Tweede generatie (HD-HR, 1965-1968)
In 1965 hertekende Holden al haar modellen tot de Holden HD-serie. Beide modellen van de Premier kwamen over van de vorige serie. Ondanks een goede start faalde deze HD-serie. Het design viel niet in de smaak van de Australische kopers. De modellen werden vervroegd van de markt gehaald en de serie is tot op heden de minst lang geproduceerde ooit. De opvolgende HR-serie kwam hierop vervroegd uit. Deze werd opnieuw een succes. De facelift werd deze keer wel door moederconcern General Motors gedaan in de Verenigde Staten, en niet door Holden zelf. De carrosserie werd volledig hertekend.
Derde generatie (HK-HG, 1968-1971)
In 1968 werden de modellen opnieuw vernieuwd en werden tevens de modelnamen aangepast. De Standard werd de Holden Belmont en de Holden Special werd de Kingswood. De naam Premier bleef wel behouden hoewel de stationwagen Wagon ging heten. Ook onder de motorkap waren nieuwigheden te vinden. Holden introduceerde haar eerste niet-I6-motoren: twee V8's van Chevrolet. Zes maanden na de lancering verscheen ook een nieuw topmodel boven de Premier: de Brougham. Een jaar na de HK verscheen de HT-serie als een beperkte facelift, nog een jaar verder gevolgd door de HK-facelift. In die laatste serie kreeg de Premier standaard Holdens eigen automatische drieversnellingsbak.

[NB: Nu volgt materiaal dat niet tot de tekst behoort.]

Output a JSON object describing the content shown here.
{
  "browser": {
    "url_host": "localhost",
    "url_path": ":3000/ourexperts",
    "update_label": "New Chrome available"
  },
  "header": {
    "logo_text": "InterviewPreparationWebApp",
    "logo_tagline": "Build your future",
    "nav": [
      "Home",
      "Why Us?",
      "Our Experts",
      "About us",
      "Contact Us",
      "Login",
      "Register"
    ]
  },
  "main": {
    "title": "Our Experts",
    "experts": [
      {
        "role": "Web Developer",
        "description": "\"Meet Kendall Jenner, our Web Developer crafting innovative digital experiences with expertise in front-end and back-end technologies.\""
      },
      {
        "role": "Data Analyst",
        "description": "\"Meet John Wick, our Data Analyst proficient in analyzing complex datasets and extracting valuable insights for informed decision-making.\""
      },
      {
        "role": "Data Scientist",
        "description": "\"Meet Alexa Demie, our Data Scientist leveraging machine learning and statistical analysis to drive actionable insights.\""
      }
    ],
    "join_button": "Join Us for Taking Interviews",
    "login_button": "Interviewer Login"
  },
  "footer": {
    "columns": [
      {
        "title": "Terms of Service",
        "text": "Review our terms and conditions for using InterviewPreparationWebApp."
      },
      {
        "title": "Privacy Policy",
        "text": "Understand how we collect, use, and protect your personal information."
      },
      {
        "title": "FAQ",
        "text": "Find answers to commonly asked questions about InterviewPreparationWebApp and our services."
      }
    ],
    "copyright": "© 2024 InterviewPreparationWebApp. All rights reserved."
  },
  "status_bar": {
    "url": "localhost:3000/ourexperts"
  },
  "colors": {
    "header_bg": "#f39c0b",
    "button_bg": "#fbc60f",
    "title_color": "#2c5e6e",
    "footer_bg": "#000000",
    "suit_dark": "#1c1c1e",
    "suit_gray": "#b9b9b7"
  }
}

Vierde generatie (HQ-HZ, 1971-1980)
In 1971 introduceerde Holden haar tot op heden (2007) succesvolste serie: de HQ-serie. De bijna 500.000 gebouwde exemplaren zijn tot op heden nog niet geëvenaard en ook de export bereikte een piek met meer dan 40.000 eenheden. De HJ opvolger was een facelift ervan. De HJ Premier werd ook uitgevoerd naar Japan waar Mazda hem onder de eigen merknaam verkocht. De Holden HX-serie was opnieuw een beperkte facelift. De HX werd vooral gelanceerd om de aangepaste motoren die aan de nieuwe Australische uitstootnormen moesten voldoen. In 1977 belandde de Premier ten slotte in zijn laatste serie: de HZ. Naast de nieuwe lijnen werd ook technische heel wat verbeterd. Onder andere de wielophanging en de veiligheidsuitrusting. In 1973 lanceerde Holden een Special Silver Premier Sedan naar aanleiding van de vijfentwintigste verjaardag van het merk. De HQ-serie zag tevens de introductie van de Holden Statesman, het nieuwe luxemodel met verlengde wielbasis. Vernieuwend was Holdens RTS-ophanging die standaard kwam en voor een sterk verbeterde wegliggeng zorgde. Intussen introduceerde Holden ook de kleinere Commodore die na de stopzetting van de HZ-serie alle sedan- en stationwagenmodellen verving.
Export
Tussen 1975 en 1977 werd de HJ Premier Sedan geëxporteerd naar Japan waar Mazda er een wankelmotor inbouwde en hem verkocht als de Mazda Roadpacer. Die motor was nogal zwak en de rijkelijk uitgeruste Roadpacer was behoorlijk duur. Mazda verkocht er 840 exemplaren van.